24/01/2021 at 9:40 pm #9760
I got a Abdo US referral that ?hepatic congestion. For a normal abdo scan, I would just measure the sizes of the IVC and RT and Mid hepatic veins. Then I state in the report: Referral to Portal Hypertension Vascular US study recommended. Would you have done the same, protocol wise?
What are your limits for these vessels?
In the article I read: Congestive hepatopathy: the role of the radiologist in the diagnosis (2020), they state:
– intrahepatic IVC at rest is 19.4±4.0 mm.
– middle hepatic vein, 6.0±1.5 mm.
– right hepatic vein 5.6–6.2 mm at rest, increasing to 8.8 mm in the presence of heart failure and reaching 13.3 mm in the presence of heart failure with pleural effusion.
- This topic was modified 2 years, 10 months ago by Linh.
25/01/2021 at 11:04 am #9783
This is a fairly common request and right heart failure / tricuspid regurgitation is a common cause of abnormal LFT’s in older patients.
I don’t get too excited by measurements and numbers in these patients as the diagnosis comes together nicely with subjective criteria.
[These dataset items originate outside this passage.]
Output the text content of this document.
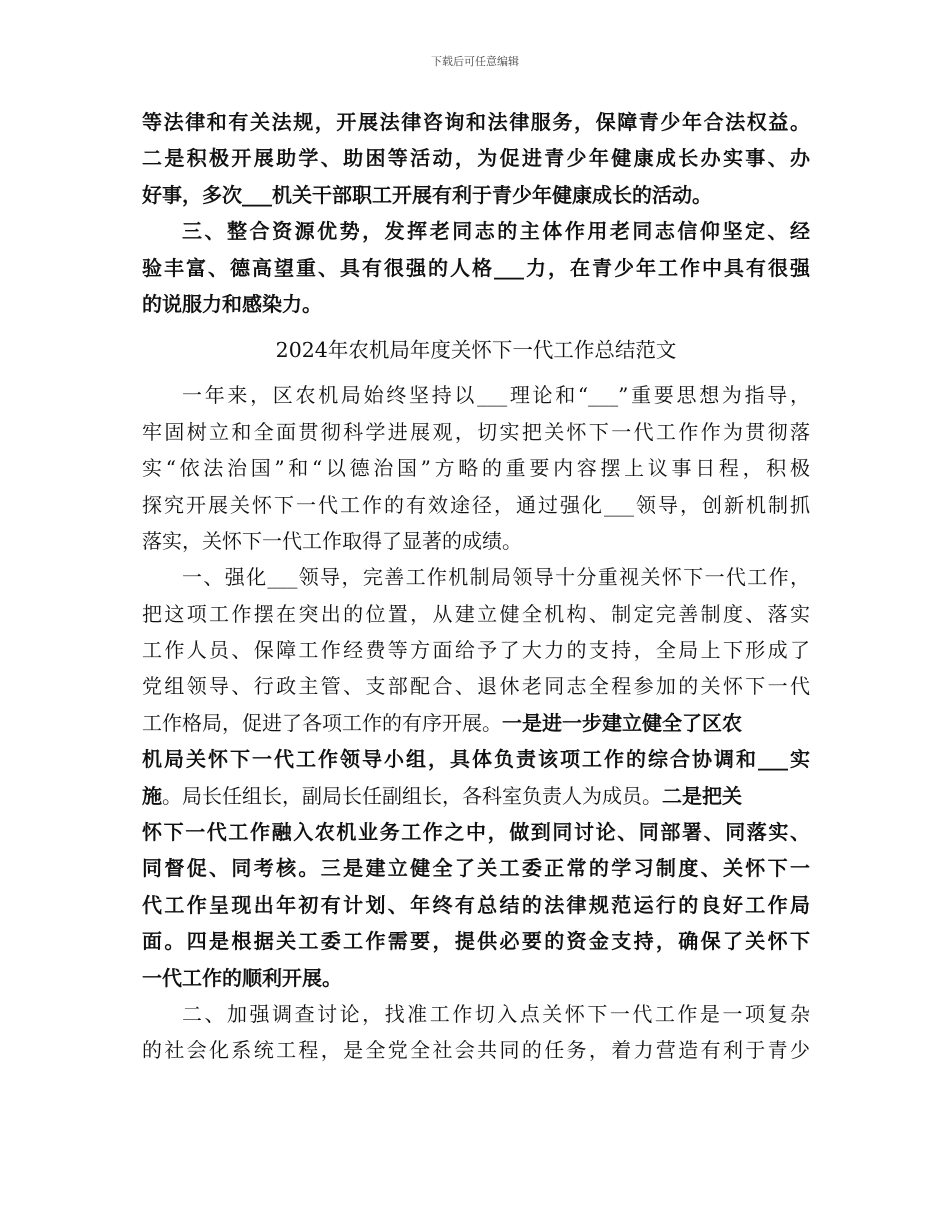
下载后可任意编辑
等法律和有关法规，开展法律咨询和法律服务，保障青少年合法权益。
二是积极开展助学、助困等活动，为促进青少年健康成长办实事、办
好事，多次___机关干部职工开展有利于青少年健康成长的活动。
三、整合资源优势，发挥老同志的主体作用老同志信仰坚定、经
验丰富、德高望重、具有很强的人格___力，在青少年工作中具有很强
的说服力和感染力。
2024年农机局年度关怀下一代工作总结范文
一年来，区农机局始终坚持以___理论和“___”重要思想为指导，
牢固树立和全面贯彻科学进展观，切实把关怀下一代工作作为贯彻落
实“依法治国”和“以德治国”方略的重要内容摆上议事日程，积极
探究开展关怀下一代工作的有效途径，通过强化___领导，创新机制抓
落实，关怀下一代工作取得了显著的成绩。
一、强化___领导，完善工作机制局领导十分重视关怀下一代工作，
把这项工作摆在突出的位置，从建立健全机构、制定完善制度、落实
工作人员、保障工作经费等方面给予了大力的支持，全局上下形成了
党组领导、行政主管、支部配合、退休老同志全程参加的关怀下一代
工作格局，促进了各项工作的有序开展。一是进一步建立健全了区农
机局关怀下一代工作领导小组，具体负责该项工作的综合协调和___实
施。局长任组长，副局长任副组长，各科室负责人为成员。二是把关
怀下一代工作融入农机业务工作之中，做到同讨论、同部署、同落实、
同督促、同考核。三是建立健全了关工委正常的学习制度、关怀下一
代工作呈现出年初有计划、年终有总结的法律规范运行的良好工作局
面。四是根据关工委工作需要，提供必要的资金支持，确保了关怀下
一代工作的顺利开展。
二、加强调查讨论，找准工作切入点关怀下一代工作是一项复杂
的社会化系统工程，是全党全社会共同的任务，着力营造有利于青少
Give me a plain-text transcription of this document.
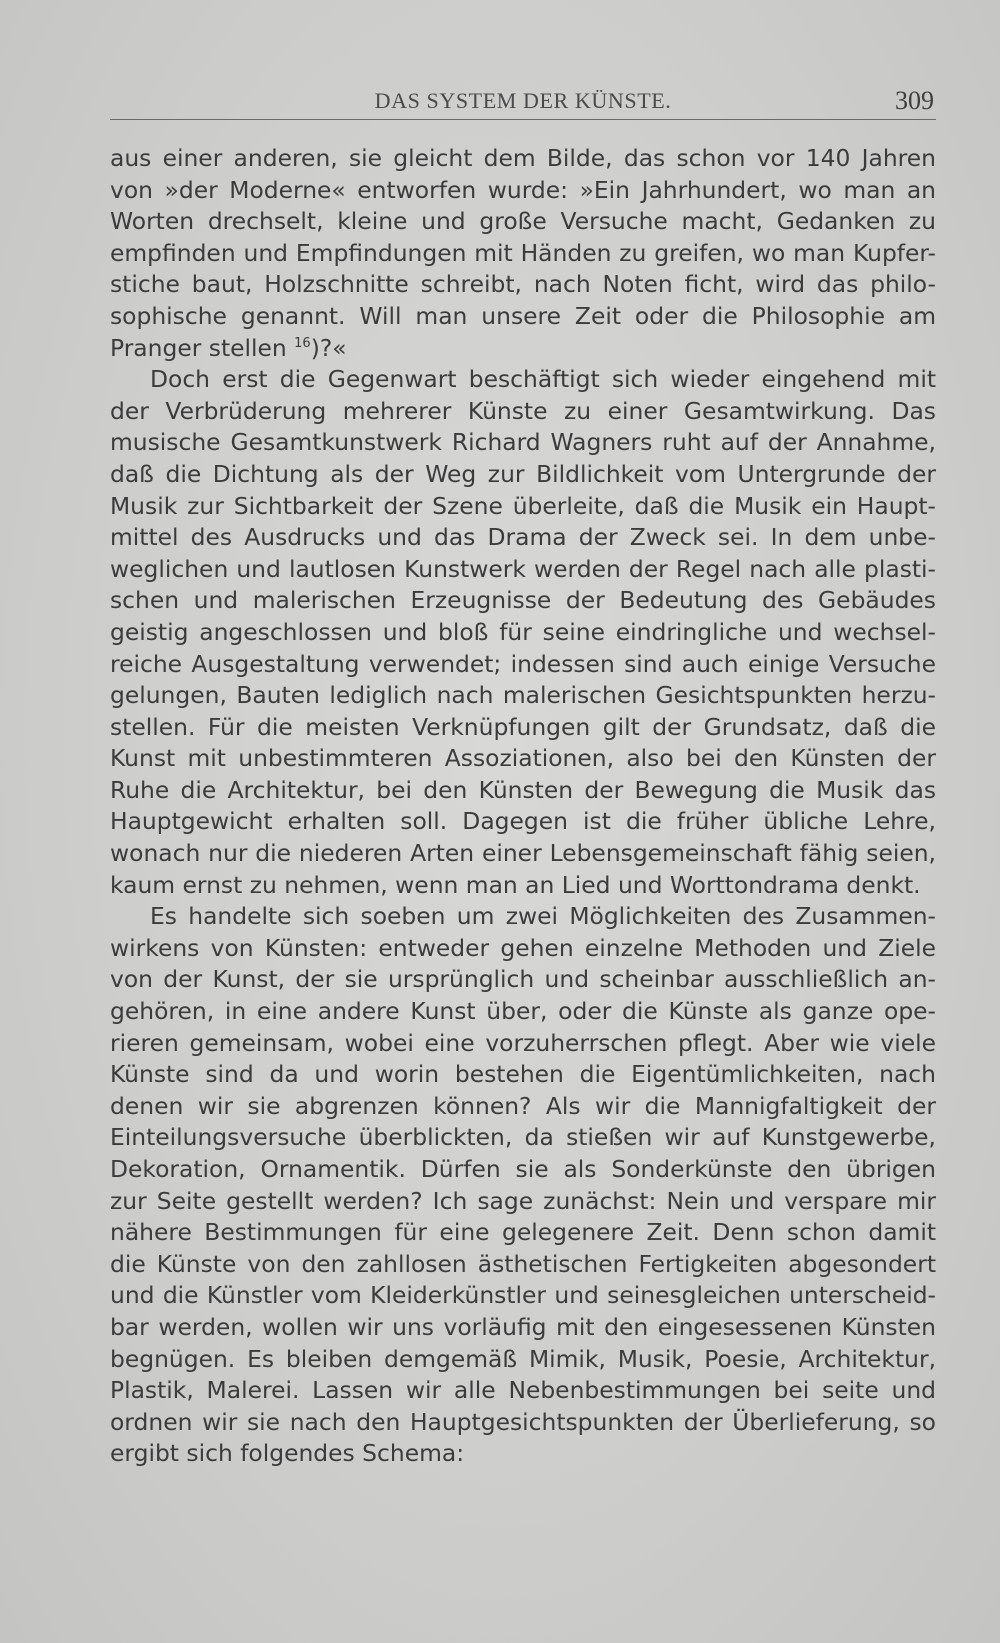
DAS SYSTEM DER KÜNSTE.	309
aus einer anderen, sie gleicht dem Bilde, das schon vor 140 Jahren
von »der Moderne« entworfen wurde: »Ein Jahrhundert, wo man an
Worten drechselt, kleine und große Versuche macht, Gedanken zu
empfinden und Empfindungen mit Händen zu greifen, wo man Kupfer-
stiche baut, Holzschnitte schreibt, nach Noten ficht, wird das philo-
sophische genannt. Will man unsere Zeit oder die Philosophie am
Pranger stellen $^{16}$)?«
Doch erst die Gegenwart beschäftigt sich wieder eingehend mit
der Verbrüderung mehrerer Künste zu einer Gesamtwirkung. Das
musische Gesamtkunstwerk Richard Wagners ruht auf der Annahme,
daß die Dichtung als der Weg zur Bildlichkeit vom Untergrunde der
Musik zur Sichtbarkeit der Szene überleite, daß die Musik ein Haupt-
mittel des Ausdrucks und das Drama der Zweck sei. In dem unbe-
weglichen und lautlosen Kunstwerk werden der Regel nach alle plasti-
schen und malerischen Erzeugnisse der Bedeutung des Gebäudes
geistig angeschlossen und bloß für seine eindringliche und wechsel-
reiche Ausgestaltung verwendet; indessen sind auch einige Versuche
gelungen, Bauten lediglich nach malerischen Gesichtspunkten herzu-
stellen. Für die meisten Verknüpfungen gilt der Grundsatz, daß die
Kunst mit unbestimmteren Assoziationen, also bei den Künsten der
Ruhe die Architektur, bei den Künsten der Bewegung die Musik das
Hauptgewicht erhalten soll. Dagegen ist die früher übliche Lehre,
wonach nur die niederen Arten einer Lebensgemeinschaft fähig seien,
kaum ernst zu nehmen, wenn man an Lied und Worttondrama denkt.
Es handelte sich soeben um zwei Möglichkeiten des Zusammen-
wirkens von Künsten: entweder gehen einzelne Methoden und Ziele
von der Kunst, der sie ursprünglich und scheinbar ausschließlich an-
gehören, in eine andere Kunst über, oder die Künste als ganze ope-
rieren gemeinsam, wobei eine vorzuherrschen pflegt. Aber wie viele
Künste sind da und worin bestehen die Eigentümlichkeiten, nach
denen wir sie abgrenzen können? Als wir die Mannigfaltigkeit der
Einteilungsversuche überblickten, da stießen wir auf Kunstgewerbe,
Dekoration, Ornamentik. Dürfen sie als Sonderkünste den übrigen
zur Seite gestellt werden? Ich sage zunächst: Nein und verspare mir
nähere Bestimmungen für eine gelegenere Zeit. Denn schon damit
die Künste von den zahllosen ästhetischen Fertigkeiten abgesondert
und die Künstler vom Kleiderkünstler und seinesgleichen unterscheid-
bar werden, wollen wir uns vorläufig mit den eingesessenen Künsten
begnügen. Es bleiben demgemäß Mimik, Musik, Poesie, Architektur,
Plastik, Malerei. Lassen wir alle Nebenbestimmungen bei seite und
ordnen wir sie nach den Hauptgesichtspunkten der Überlieferung, so
ergibt sich folgendes Schema:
I think the measurements of the IVC and hepatic veins you quote are perfectly good,
However I think you can simply observe that the IVC is always full and congested throughout the cardiac cycle and the hepatic veins are engorged.
The liver will be enlarged and the inferior edge of the liver will be rounded rather than angular.
The portal vein Doppler will be phasic rather than the usual monophonic pattern.
There is often some pleural effusion(s) and in more severe cases there may be ascites.
The PA chest x-ray will show enlargement of the right heart.
28/01/2021 at 8:55 pm #9936
Thanks for the reply. I sometimes measure the RT hepatic vein just out of interest and find that normal petite patient got large hepatic veins (15mm) but normal IVC (18mm). So I am a bit reluctant to follow these numbers as well. I’ll also look for the subjective signs from now.
Just back to basic: I was taught to measure the liver where the RT kidney in Long is in view with the caliper from supero-posterior to infero-anterior). Some say midclavicular line means measuring the liver in SAG between seeing the RT kidney and the Gallbladder (caliper in horizontal line). How do you measure the liver to keep things consistent and reproducible for follow up?
29/01/2021 at 5:05 pm #9974
There are several methods described and to be honest I think they are all rubbish.
If you measure the length of the right lobe it is super variable with some people having a Riedels lobe, others having a big left liver and short right lobe so I think the natural variation destroys the test. Once again I look more globally. An enlarged liver will have blunt edges, will hang down well over the pancreas and likely cover the right kidney. CT is a much better way to assess liver size as it gives a global perspective.
We take a measurement in the mid clavicular plane and I reckon it is a bit of a waste of time compared to a subjective assessment.
29/01/2021 at 8:31 pm #9981
Yeah, I’m quite confused when measuring the liver when the patient is skinny and they have a Reidel’s lobe. Always MSU with those ones 🙂
03/02/2021 at 8:49 pm #10189
Measuring livers in any single way with ultrasound is going to lead to MSU!
I think taking a global objective assessment approach is better than any single measurement.
We always get snookered with numbers being important in reports, but I can’t help but think the best reports I read have a “specialist medical opinion” rather than a list of numbers.
That is the sort of radiology report I really enjoy reading.
04/02/2021 at 9:49 pm #10249Kym JessupParticipant
I found this description of a subjective assessment of liver size super helpful! As a new grad I often find myself looking for definite ‘values’ for normal vs abnormal. I am learning with time to rely more on my overall impression, but pointing out clear, specific descriptors (blunt edges/hanging over pancreas/kidney) to look for is very helpful!
Thanks so much!
04/02/2021 at 10:40 pm #10257
I like the way you are thinking Kym,
I think good sonographers look at the big picture including multiple points of reference and the clinical presentation before reaching their conclusions.